Milton Cunha diz que Joãosinho Trinta tinha a cara do Brasil

O site CARNAVALESCO ouviu o carnavalesco Milton Cunha sobre a morte de Joãosinho Trinta. Confira:

– O João falava que a alegria iria construir um futuro melhor e eu tenho levado bastante esse lema no momento de vida. Era uma mente bem diferente daquilo que estamos acostumados a ver na sociedade. Um exemplo de superação e inovação para o carnaval. Tinha a cara do Brasil, era baixinho, feinho, atarracado, isso é muito Brasil. Foi o primeiro a abordar um Brasil Negro, trazer o onírico para o carnaval. Mesmo em 1975 já mostarava preocupação com o desmatamento na Amazônia. Ao longo da minha carreira fui me fascinando de tal maneira que ele foi tema do meu mestrado e do meu doutorado. Quando cheguei na Beija-Flor não nos dávamos bem. Ele era intragável, mas com o tempo ele foi melhorando como pessoa e eu também.

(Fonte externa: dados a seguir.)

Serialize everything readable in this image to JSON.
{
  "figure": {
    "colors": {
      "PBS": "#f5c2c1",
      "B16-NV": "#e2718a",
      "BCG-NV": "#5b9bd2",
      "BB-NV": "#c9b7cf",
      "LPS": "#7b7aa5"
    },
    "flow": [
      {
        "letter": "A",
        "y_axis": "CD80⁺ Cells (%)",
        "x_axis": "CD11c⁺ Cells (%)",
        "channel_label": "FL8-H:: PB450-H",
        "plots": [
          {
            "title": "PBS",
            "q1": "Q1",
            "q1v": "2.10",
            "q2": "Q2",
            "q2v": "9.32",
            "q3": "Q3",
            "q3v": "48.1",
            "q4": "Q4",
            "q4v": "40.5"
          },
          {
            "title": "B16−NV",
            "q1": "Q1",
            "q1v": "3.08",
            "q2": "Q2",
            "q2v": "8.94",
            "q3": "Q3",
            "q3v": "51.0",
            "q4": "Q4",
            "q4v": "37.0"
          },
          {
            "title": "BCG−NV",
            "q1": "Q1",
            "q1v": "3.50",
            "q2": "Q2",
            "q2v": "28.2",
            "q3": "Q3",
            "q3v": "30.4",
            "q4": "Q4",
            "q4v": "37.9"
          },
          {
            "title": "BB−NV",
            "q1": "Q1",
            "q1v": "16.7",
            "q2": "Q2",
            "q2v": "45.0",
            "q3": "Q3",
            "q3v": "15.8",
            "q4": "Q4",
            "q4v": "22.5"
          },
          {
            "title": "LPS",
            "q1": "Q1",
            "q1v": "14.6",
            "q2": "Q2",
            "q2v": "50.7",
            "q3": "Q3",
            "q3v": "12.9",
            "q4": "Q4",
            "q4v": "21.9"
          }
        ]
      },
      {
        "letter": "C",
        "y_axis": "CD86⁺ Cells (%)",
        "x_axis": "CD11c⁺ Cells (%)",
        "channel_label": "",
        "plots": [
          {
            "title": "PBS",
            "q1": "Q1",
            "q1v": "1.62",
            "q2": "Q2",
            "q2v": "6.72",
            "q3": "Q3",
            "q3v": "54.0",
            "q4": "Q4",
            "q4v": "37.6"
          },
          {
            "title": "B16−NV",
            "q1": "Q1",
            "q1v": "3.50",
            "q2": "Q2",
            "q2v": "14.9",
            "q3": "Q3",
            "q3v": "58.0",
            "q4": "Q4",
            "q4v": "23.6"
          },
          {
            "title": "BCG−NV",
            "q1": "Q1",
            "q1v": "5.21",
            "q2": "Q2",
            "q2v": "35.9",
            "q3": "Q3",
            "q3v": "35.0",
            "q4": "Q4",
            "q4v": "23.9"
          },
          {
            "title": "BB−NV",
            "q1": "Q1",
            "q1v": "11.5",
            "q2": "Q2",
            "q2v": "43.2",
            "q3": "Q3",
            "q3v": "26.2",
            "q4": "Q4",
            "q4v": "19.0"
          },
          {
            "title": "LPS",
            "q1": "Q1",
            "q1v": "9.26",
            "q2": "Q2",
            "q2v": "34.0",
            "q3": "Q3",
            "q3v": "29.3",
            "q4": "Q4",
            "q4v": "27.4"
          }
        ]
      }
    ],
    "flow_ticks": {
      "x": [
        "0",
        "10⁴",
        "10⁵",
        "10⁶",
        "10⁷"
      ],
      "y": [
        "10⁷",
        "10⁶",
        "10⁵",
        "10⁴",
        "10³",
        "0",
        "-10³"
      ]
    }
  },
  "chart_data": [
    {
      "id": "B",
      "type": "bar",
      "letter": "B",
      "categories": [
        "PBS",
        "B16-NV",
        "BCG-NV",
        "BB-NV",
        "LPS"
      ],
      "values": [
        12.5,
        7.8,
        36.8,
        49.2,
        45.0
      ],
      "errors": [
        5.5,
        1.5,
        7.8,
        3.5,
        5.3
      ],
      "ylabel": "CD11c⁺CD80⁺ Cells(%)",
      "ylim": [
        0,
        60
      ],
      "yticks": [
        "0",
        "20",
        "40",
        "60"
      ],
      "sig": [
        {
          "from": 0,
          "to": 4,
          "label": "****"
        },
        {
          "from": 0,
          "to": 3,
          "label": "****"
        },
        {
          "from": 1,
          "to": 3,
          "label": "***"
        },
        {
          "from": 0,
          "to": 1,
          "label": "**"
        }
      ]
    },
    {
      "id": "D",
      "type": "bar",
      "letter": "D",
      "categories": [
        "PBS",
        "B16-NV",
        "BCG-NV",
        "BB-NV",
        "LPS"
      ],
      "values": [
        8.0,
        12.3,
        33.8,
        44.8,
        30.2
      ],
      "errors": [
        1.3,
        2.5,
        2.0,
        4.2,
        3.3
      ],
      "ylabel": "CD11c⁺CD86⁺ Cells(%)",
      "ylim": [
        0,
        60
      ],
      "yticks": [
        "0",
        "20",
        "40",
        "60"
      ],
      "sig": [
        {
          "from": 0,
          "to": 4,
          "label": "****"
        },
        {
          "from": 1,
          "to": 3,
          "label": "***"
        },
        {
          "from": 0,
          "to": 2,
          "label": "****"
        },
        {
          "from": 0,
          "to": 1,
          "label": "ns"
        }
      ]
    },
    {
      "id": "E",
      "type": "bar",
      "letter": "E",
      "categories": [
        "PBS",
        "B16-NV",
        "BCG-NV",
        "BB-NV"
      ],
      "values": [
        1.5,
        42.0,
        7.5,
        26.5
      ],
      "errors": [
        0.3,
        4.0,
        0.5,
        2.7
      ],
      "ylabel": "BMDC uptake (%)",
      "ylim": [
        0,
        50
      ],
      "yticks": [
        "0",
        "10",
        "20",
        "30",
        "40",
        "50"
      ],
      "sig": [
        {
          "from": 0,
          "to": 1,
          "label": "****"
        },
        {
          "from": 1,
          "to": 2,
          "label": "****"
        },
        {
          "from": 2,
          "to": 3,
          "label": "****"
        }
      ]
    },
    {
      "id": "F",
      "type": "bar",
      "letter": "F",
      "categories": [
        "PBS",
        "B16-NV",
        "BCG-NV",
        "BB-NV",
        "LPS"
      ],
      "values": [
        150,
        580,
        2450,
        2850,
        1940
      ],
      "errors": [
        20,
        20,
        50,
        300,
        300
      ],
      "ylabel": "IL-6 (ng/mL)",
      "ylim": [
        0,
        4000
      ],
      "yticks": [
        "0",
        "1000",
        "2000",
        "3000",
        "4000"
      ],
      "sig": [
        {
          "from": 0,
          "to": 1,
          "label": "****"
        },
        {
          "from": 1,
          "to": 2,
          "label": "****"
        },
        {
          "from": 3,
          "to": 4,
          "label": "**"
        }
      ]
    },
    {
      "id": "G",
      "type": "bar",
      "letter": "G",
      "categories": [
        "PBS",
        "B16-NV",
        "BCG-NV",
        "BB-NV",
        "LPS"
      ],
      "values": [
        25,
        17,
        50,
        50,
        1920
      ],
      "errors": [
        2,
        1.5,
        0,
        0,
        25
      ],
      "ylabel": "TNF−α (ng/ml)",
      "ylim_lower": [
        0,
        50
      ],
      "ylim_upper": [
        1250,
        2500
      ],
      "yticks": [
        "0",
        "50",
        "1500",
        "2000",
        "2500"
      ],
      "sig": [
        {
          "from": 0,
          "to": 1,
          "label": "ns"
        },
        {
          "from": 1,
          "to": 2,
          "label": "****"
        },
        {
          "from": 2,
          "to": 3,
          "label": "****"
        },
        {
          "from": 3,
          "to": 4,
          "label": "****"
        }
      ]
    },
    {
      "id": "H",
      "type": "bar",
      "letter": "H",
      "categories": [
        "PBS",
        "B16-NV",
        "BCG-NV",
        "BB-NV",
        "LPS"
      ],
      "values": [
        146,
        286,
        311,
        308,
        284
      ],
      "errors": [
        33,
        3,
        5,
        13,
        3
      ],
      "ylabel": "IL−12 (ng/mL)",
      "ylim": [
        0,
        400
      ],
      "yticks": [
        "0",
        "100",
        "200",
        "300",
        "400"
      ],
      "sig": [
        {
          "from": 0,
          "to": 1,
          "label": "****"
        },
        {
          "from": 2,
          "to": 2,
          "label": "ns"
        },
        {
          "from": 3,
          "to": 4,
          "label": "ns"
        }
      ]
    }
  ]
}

Depois tive a oportunidade de ir para os Estados Unidos com ele e ficamos mais próximos. É uma perda imensa para a sociedade brasileira, não apenas para o carnaval. Ele era coragem, essa é a sua principal marca. Se tivesse oportunidade de falar com ele agora, perguntaria se na morte ele encontrou o que ele sempre dizia ao final de seus enredos, aquela coisa do fogo da justiça e tudo mais, além, é claro, de agradecer por ter nos proporcionado coisas maravilhosas e parabenizá-lo, pois era um vencedor, um vencedor com a cara do Brasil.